Smith finished his NHL career with 55 goals, 307 assists and 959 penalty minutes in 890 games. He currently lives in retirement with his wife Sharlene in Phoenix, also owning farm land in Oregon.

In 2023 he was named one of the top 100 Bruins players of all time.

International

Smith was initially invited to play for team Canada in the 1972 summit series, but turned down the offer due to a prior commitment on his family’s farm.

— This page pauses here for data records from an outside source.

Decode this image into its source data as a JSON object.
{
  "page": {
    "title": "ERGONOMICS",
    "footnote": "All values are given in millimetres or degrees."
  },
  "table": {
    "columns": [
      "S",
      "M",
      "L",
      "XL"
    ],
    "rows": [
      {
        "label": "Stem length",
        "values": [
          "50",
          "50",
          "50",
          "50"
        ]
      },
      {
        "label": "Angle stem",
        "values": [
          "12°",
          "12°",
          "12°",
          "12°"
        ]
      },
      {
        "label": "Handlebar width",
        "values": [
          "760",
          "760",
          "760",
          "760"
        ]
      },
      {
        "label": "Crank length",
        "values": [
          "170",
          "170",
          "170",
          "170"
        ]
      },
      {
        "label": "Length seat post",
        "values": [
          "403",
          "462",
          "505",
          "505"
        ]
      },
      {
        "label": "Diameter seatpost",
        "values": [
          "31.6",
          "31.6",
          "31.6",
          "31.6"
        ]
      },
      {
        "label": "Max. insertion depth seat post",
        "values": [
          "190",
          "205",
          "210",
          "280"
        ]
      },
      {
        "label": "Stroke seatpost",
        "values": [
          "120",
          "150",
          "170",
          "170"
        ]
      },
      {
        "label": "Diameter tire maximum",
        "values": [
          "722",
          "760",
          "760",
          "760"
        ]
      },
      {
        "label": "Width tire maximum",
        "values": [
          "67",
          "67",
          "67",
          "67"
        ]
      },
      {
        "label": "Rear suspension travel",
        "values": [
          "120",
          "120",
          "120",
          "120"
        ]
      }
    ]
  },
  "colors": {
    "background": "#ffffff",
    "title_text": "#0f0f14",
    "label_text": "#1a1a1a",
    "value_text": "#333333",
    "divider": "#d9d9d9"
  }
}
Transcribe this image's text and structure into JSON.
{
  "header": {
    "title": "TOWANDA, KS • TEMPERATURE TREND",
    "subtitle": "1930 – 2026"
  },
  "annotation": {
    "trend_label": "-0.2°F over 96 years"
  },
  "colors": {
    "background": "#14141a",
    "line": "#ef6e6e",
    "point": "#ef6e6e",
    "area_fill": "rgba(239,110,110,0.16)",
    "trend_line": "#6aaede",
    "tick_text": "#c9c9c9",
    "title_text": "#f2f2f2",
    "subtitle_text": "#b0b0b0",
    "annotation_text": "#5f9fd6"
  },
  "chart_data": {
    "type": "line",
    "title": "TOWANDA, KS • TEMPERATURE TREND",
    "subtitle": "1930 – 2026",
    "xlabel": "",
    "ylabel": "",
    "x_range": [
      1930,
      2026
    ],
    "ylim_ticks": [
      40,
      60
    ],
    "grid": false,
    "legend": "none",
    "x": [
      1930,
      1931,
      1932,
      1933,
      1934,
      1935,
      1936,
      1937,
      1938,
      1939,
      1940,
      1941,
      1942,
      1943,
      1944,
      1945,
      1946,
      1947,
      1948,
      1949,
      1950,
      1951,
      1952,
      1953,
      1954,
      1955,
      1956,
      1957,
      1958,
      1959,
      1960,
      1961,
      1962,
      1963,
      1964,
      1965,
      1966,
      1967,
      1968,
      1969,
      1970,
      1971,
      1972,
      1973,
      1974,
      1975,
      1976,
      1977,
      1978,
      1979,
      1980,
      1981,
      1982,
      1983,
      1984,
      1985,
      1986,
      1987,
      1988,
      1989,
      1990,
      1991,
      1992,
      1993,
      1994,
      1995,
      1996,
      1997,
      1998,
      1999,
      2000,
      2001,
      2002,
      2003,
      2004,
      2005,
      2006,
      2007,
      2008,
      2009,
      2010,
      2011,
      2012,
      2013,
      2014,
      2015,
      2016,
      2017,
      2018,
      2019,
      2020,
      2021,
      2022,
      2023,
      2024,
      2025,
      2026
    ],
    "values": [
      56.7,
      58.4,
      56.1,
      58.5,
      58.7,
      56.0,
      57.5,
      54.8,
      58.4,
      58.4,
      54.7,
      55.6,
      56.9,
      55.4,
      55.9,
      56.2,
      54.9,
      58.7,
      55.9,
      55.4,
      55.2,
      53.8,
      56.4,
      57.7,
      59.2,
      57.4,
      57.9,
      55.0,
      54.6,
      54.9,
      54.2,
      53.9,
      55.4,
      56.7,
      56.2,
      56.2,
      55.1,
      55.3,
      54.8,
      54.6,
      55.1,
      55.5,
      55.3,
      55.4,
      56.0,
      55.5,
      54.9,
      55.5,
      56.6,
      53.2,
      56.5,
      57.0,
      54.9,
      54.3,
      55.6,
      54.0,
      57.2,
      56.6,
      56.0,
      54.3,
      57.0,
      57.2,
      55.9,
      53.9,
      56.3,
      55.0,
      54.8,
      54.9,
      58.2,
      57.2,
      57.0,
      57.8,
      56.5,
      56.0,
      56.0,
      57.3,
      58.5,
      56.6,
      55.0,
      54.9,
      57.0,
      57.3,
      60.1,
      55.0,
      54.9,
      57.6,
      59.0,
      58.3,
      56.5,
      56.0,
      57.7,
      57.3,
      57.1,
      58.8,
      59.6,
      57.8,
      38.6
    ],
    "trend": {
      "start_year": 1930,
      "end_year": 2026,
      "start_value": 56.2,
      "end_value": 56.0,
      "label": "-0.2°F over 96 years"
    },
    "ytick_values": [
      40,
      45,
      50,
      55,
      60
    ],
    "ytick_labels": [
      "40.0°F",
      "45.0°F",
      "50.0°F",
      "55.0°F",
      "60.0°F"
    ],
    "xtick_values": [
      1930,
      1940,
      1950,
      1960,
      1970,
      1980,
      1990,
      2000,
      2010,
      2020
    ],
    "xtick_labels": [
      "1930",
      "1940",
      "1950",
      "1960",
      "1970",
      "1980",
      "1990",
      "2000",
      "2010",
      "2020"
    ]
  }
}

He played in 10 games for Team Canada during the 1977 Ice Hockey World Championships.

==Career statistics==
===Regular season and playoffs===
| | | Regular season | | Playoffs | | | | | | | | |
| Season | Team | League | GP | G | A | Pts | PIM | GP | G | A | Pts | PIM |
| 1958–59 | Estevan Bruins | SJHL | 47 | 5 | 15 | 20 | 41 | 14 | 4 | 2 | 6 | 26 |
| 1959–60 | Estevan Bruins | SJHL | 59 | 12 | 33 | 45 | 102 | — | — | — | — | — |
| 1959–60 | Boston Bruins | NHL | 5 | 1 | 1 | 2 | 0 | — | — | — | — | — |
| 1960–61 | Boston Bruins | NHL | 70 | 1 | 9 | 10 | 79 | — | — | — | — | — |
| 1961–62 | Boston Bruins | NHL | 7 | 0 | 0 | 0 | 10 | — | — | — | — | — |
| 1961–62 | Hull-Ottawa Canadiens | EPHL | 3 | 0 | 0 | 0 | 0 | — | — | — | — | — |
| 1961–62 | Pittsburgh Hornets | AHL | 55 | 1 | 12 | 13 | 93 | — | — | — | — | — |
| 1962–63 | Portland Buckaroos | WHL | 68 | 4 | 18 | 22 | 64 | 7 | 1 | 2 | 3 | 14 |
| 1963–64 | Portland Buckaroos | WHL | 64 | 4 | 14 | 18 | 57 | 5 | 1 | 0 | 1 | 6 |
| 1964–65 | San Francisco Seals | WHL | 70 | 14 | 16 | 30 | 79 | — | — | — | — | — |
| 1965–66 | Boston Bruins | NHL | 2 | 0 | 0 | 0 | 2 | — | — | — | — | — |
| 1965–66 | Oklahoma City Blazers | CHL | 69 | 5 | 23 | 28 | 52 | 9 | 0 | 5 | 5 | 10 |
| 1966–67 | Boston Bruins | NHL | 33 | 0 | 1 | 1 | 24 | — | — | — | — | — |
| 1966–67 | Oklahoma City Blazers | CHL | 29 | 3 | 9 | 12 | 44 | 11 | 2 | 0 | 2 | 20 |
| 1967–68 | Boston Bruins | NHL | 74 | 4 | 23 | 27 | 65 | 4 | 0 | 2 | 2 | 0 |
| 1968–69 | Boston Bruins | NHL | 75 | 4 | 24 | 28 | 74 | 10 | 0 | 3 | 3 | 16 |
| 1969–70 | Boston Bruins | NHL | 75 | 7 | 17 | 24 | 119 | 14 | 0 | 3 | 3 | 19 |
| 1970–71 | Boston Bruins | NHL | 73 | 7 | 38 | 45 | 68 | 7 | 0 | 3 | 3 | 26 |
| 1971–72 | Boston Bruins | NHL | 78 | 8 | 22 | 30 | 132 | 15 | 0 | 4 | 4 | 22 |
| 1972–73 | Boston Bruins | NHL | 78 | 4 | 27 | 31 | 72 | 5 | 0 | 2 | 2 | 2 |
| 1973–74 | Boston Bruins | NHL | 77 | 6 | 21 | 27 | 64 | 16 | 1 | 7 | 8 | 20 |
| 1974–75 | Boston Bruins | NHL | 79 | 3 | 20 | 23 | 84 | 3 | 0 | 2 | 2 | 4 |
| 1975–76 | Boston Bruins | NHL | 77 | 7 | 25 | 32 | 103 | 11 | 2 | 2 | 4 | 19 |
| 1976–77 | Boston Bruins | NHL | 58 | 2 | 20 | 22 | 40 | — | — | — | — | — |
| 1977–78 | New York Rangers | NHL | 29 | 1 | 4 | 5 | 23 | 1 | 0 | 1 | 1 | 0 |
| NHL totals | 890 | 55 | 252 | 307 | 959 | 86 | 3 | 29 | 32 | 128 | | |

===International===
| Year | Team | Event | | GP | G | A | Pts | PIM |
| 1977 | Canada | WC | 10 | 0 | 2 | 2 | 4 | |
| Senior totals | 10 | 0 | 2 | 2 | 4 | | | |

== Awards and achievements ==
- CPHL Second All-Star Team (1966)
- Adam’s Cup Championships (1966, 1967)
- Stanley Cup Championships (1970, 1972)
- Played in the NHL All-Star Game (1971, 1972, 1973, 1974)
- Seventh Player Award — 1973
- Honoured Member of the Manitoba Hockey Hall of Fame
- Honoured Member of the Manitoba Sports Hall of Fame and Museum
- Named one of the top 100 Bruins players of all time.